In 1939, with wartime housing short, Simmons moved with his bride to the Beach Strip where summer cottages where being converted to year-round use.

For $1,900 ($300 down), they bought a small bungalow on property backing onto the bay.

Flat feet and an official policy of discouraging steelworkers from enlisting kept him out of the war, so Simmons, like thousands of other civilians across Canada, joined the local Air Raid Protection (ARP) unit.

On the Beach Strip, which was run by its own commission, the ARP not only kept an eye out for potential saboteurs but also handled firefighting.

Equipment consisted of a trailer-mounted pump stored in the commission's old wagon barn. Crews wore round miners' helmets and their own rubber boots.

Peacetime ended the ARP, but the volunteer fire department endured. The trailer was replaced by a home-made pumper cobbled together around a Reo milk truck and the barn replaced by a clubhouse -- all work done by volunteers.

When a fire was spotted, the call went to the chief, who controlled the siren button. At the sound of the siren, volunteers would converge on the barn and head for the blaze.

Beach Strip water pressure was notoriously unreliable and the chief often had to call the waterworks to boost pressure. Failing that, the volunteers would pump directly from the lake.

The department was also responsible for lake rescue and part of its equipment included a 12-foot wooden dinghy and accessories stored on top of the pumper.

Crews rolling out hose would occasionally find themselves dodging oars and life jackets.

In the late '40s, Simmons was part of a crew that ventured into a fall storm on the lake to save three people from a swamped sailboat. The boat was smashed, but he managed to salvage the auxiliary engine.

By the late 1950s, Hamilton had taken over fire protection for the Beach Strip and the volunteers were restricted to beach rescue, a role they continue to this day.

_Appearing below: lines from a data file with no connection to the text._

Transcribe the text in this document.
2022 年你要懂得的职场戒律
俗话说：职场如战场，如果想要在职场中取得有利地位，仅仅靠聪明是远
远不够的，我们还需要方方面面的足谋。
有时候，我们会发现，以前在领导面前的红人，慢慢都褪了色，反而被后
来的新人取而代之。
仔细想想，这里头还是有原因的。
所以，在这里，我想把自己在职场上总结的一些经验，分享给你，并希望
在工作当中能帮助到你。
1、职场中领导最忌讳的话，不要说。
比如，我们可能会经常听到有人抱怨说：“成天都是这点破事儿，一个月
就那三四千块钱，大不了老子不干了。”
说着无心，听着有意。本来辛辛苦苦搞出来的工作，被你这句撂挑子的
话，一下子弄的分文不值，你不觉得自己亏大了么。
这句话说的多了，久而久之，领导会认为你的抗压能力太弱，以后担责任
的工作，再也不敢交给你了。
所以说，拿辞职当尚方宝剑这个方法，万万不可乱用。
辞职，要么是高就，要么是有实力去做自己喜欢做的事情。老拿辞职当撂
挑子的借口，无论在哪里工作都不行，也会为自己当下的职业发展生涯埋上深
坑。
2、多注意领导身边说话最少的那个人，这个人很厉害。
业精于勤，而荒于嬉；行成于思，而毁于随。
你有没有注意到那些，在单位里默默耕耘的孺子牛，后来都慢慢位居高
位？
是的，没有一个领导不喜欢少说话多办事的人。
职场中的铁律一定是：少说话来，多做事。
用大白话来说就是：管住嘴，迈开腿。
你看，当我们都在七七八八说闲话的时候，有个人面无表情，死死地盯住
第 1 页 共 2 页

At the same time, Simmons became involved in scouting and led his own group of Rover Sea Scouts, running training sessions on a sailboat he would beach at the foot of his property.

Don Young, a former rescue unit chief, says Simmons was outwardly slow and easygoing, but "if you gave the job to Walt, it would get done, that's for sure.

"I never saw Walt get mad, but if a fight broke out, I'd want him on my side."

Leo Griffen, also a charter member of Beach Rescue, remembers "a great fellow" who kept one of everything in his basement.

"If you needed to replace anything in your house, Walt had it. He had an amazing cellar, he could put his finger on anything."

When he was in his late 70s, Simmons finally gave up his regular shift on the summer lake patrols, but continued as an auxiliary officer with the rescue unit right to the end of his life.

Long after members of his Rover unit had grown up, they continued to hold annual reunions and Simmons attended the most recent one, held last spring.

Jack Dougherty, one of those original Rovers, says Big Walt was "what Baden-Powell intended a scout to be. He lived the scout laws every day of his life.

"I don't remember ever hearing Walt say a cross word to anybody. He was huge, but he was gentle."

He is survived by his wife, Audrey; four sons, John, Jerry, Ed and Rick; and one daughter, Janet.